Schools have thousands of pupils stuck on waiting lists to access mental health support, with trusts instead funding provision from their own pockets or saying they cannot afford to help.
Schools Week asked the 50 biggest academy trusts for the number of pupils currently on a waiting list to see a mental health or additional needs provision, such as an education psychologist, speech and language therapist or school counsellor.
United Learning – the country’s largest trust – has 1,526 pupils on a waiting list for mental health provision, averaging around 20 pupils at each of its 75 schools.
We all know where to go – the problem is you get there and there’s no one there
That’s followed by 512 pupils waiting at Enquire Learning Trust (18 pupils per school), 762 waiting at The Kemnal Academies Trust (17 pupils per school), and 635 pupils waiting at Ormiston Academies (15 pupils per school).
Schools have increasingly sought to fund more support themselves.
Dixons Academies Trust, which has 77 pupils currently on waiting lists across 15 schools, hired an in-house therapist seven years ago. Nicole Dempsey, an assistant principal in Bradford, said this was the “only way” to plug the gap of an “immediate problem”.
Of 19 academy trusts to provide full data to our freedom of information request, 84 per cent have increased the proportion of counsellors they’ve employed over the past five years.
United Learning, which has 51,672 pupils, had 96 counsellors last year – one counsellor to 538 students. The Elliot Foundation, which has 12,047 pupils, had 48 counsellors last year –one for every 250 pupils.
Schools turn to online treatments and pay for training
Other schools are turning to online treatments. Mabel Therapy, a firm offering private virtual counselling, treated 83 per cent more children last year than in 2020. But a “credit” with the service starts at £45, and each treatment varies between 4 to 12 Credits.
Meanwhile some schools have paid for training to better understand their most distressed students.
The Aspire Academy trust, in Cornwall, brought in charity Trauma Informed Schools UK to teach staff how to help children with “adverse childhood experiences” feel safer in school, says its inclusion lead Evelyn Kyne.
All senior leaders received two days of training and a “trauma informed practitioner” in each school got 10 days of training.
Despite these efforts, six of the biggest academy trusts warned they are struggling to afford the required levels of mental health support for pupils.
Anthem Trust said “we would like to employ more counsellors but don’t have the money”, while Anglian Learning said “private counselling is too expensive and the school is not able to fund this”.
Ofsted inspections exposing failing council services found SEND pupils and their families are being left to fall into crisis before getting help.
Some were waiting more than two years for support, with delays exacerbated by the pandemic.
Mental health teams will reach 1 in 3 areas
The government has rolled out mental health support teams (MHST), funded through the NHS. But they will only reach 35 per cent of the country by next year.

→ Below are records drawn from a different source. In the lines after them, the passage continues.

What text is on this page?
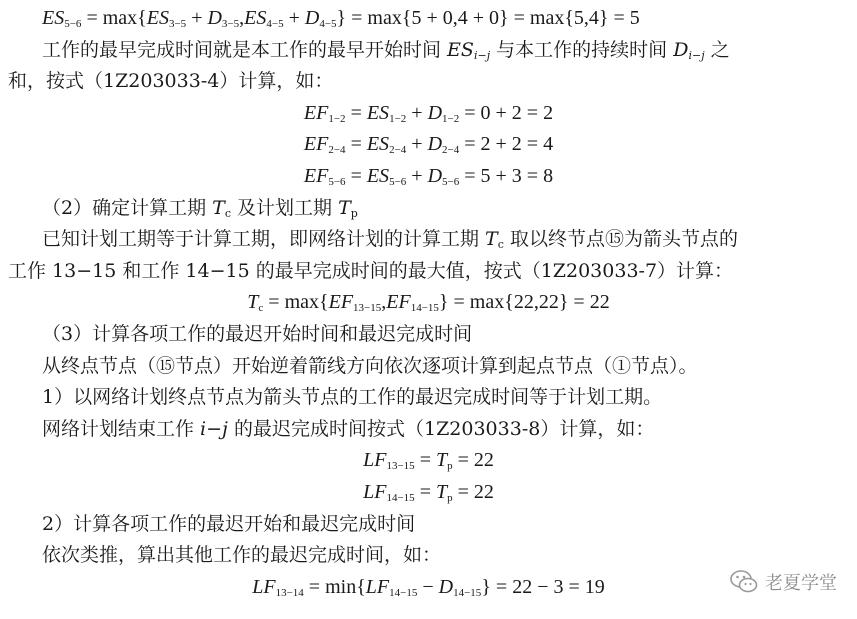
$ES_{5-6} = \max\{ES_{3-5} + D_{3-5},ES_{4-5} + D_{4-5}\} = \max\{5 + 0,4 + 0\} = \max\{5,4\} = 5$
工作的最早完成时间就是本工作的最早开始时间 $ES_{i-j}$ 与本工作的持续时间 $D_{i-j}$ 之
和，按式（1Z203033-4）计算，如：
$EF_{1-2} = ES_{1-2} + D_{1-2} = 0 + 2 = 2$
$EF_{2-4} = ES_{2-4} + D_{2-4} = 2 + 2 = 4$
$EF_{5-6} = ES_{5-6} + D_{5-6} = 5 + 3 = 8$
（2）确定计算工期 $T_c$ 及计划工期 $T_p$
已知计划工期等于计算工期，即网络计划的计算工期 $T_c$ 取以终节点⑮为箭头节点的
工作 13−15 和工作 14−15 的最早完成时间的最大值，按式（1Z203033-7）计算：
$T_c = \max\{EF_{13-15},EF_{14-15}\} = \max\{22,22\} = 22$
（3）计算各项工作的最迟开始时间和最迟完成时间
从终点节点（⑮节点）开始逆着箭线方向依次逐项计算到起点节点（①节点）。
1）以网络计划终点节点为箭头节点的工作的最迟完成时间等于计划工期。
网络计划结束工作 i−j 的最迟完成时间按式（1Z203033-8）计算，如：
$LF_{13-15} = T_p = 22$
$LF_{14-15} = T_p = 22$
2）计算各项工作的最迟开始和最迟完成时间
依次类推，算出其他工作的最迟完成时间，如：
$LF_{13-14} = \min\{LF_{14-15} - D_{14-15}\} = 22 - 3 = 19$	老夏学堂
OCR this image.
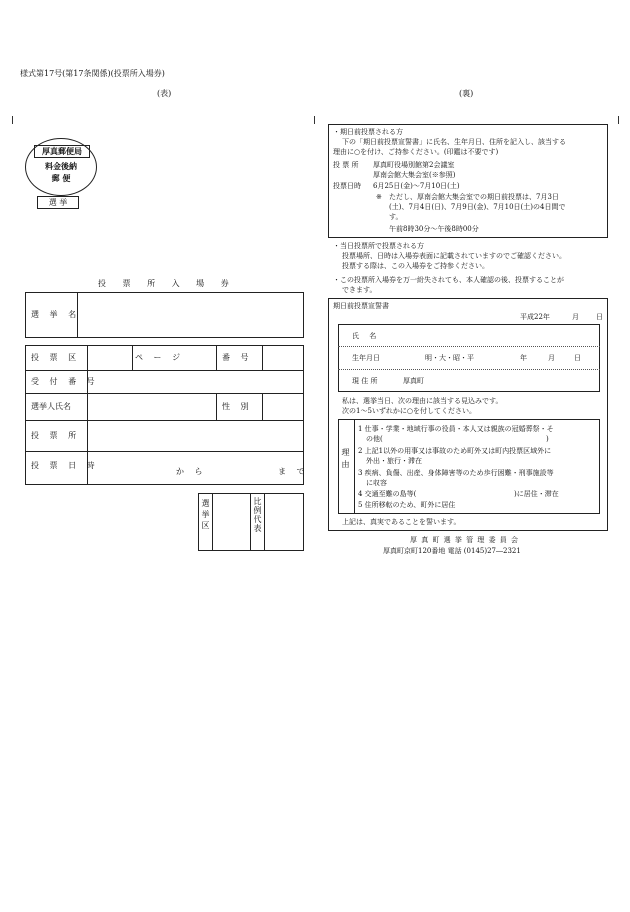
様式第17号(第17条関係)(投票所入場券)
(表)	(裏)
厚真郵便局
料金後納
郵 便
選 挙
投 票 所 入 場 券
選 挙 名
投 票 区	ペ ー ジ	番 号
受 付 番 号
選挙人氏名	性 別
投 票 所
投 票 日 時
か ら	ま で
選挙区	比例代表
・期日前投票される方
下の「期日前投票宣誓書」に氏名、生年月日、住所を記入し、該当する
理由に○を付け、ご持参ください。(印鑑は不要です)
投 票 所 厚真町役場別館第2会議室
厚南会館大集会室(※参照)
投票日時 6月25日(金)〜7月10日(土)
※ ただし、厚南会館大集会室での期日前投票は、7月3日
(土)、7月4日(日)、7月9日(金)、7月10日(土)の4日間で
す。
午前8時30分〜午後8時00分
・当日投票所で投票される方
投票場所、日時は入場券表面に記載されていますのでご確認ください。
投票する際は、この入場券をご持参ください。
・この投票所入場券を万一紛失されても、本人確認の後、投票することが
できます。
期日前投票宣誓書
平成22年	月 日
氏 名
生年月日	明・大・昭・平	年	月	日
現 住 所	厚真町
私は、選挙当日、次の理由に該当する見込みです。
次の1〜5いずれかに○を付してください。
理由
1 仕事・学業・地域行事の役員・本人又は親族の冠婚葬祭・そ
の他(	)
2 上記1以外の用事又は事故のため町外又は町内投票区域外に
外出・旅行・滞在
3 疾病、負傷、出産、身体障害等のため歩行困難・刑事施設等
に収容
4 交通至難の島等(	)に居住・滞在
5 住所移転のため、町外に居住
上記は、真実であることを誓います。
厚 真 町 選 挙 管 理 委 員 会
厚真町京町120番地 電話 (0145)27―2321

Each team has four education mental health practitioners (EMHPs) who complete one year’s training to provide therapeutic interventions for low to moderate mental health issues in pupils, and signpost staff to services.
Kate Richardson, mental health lead at The Cabot Learning Foundation, says EMHPs are helpful “signposters” who “help us explore other avenues” for support instead of just waiting for CAMHS.
But Jem Shuttleworth, a director at the Elliot Foundation Academies Trust, says “the immediate issue is capacity, not signposting. We all know where to go – the problem is you get there and there’s no one there.”
Nearly £10 million has been allocated to train a senior lead for mental health for more than 8,000 schools since September.
Another £3 million committed this week will speed up reaching more schools by May. All schools have been promised training by 2025.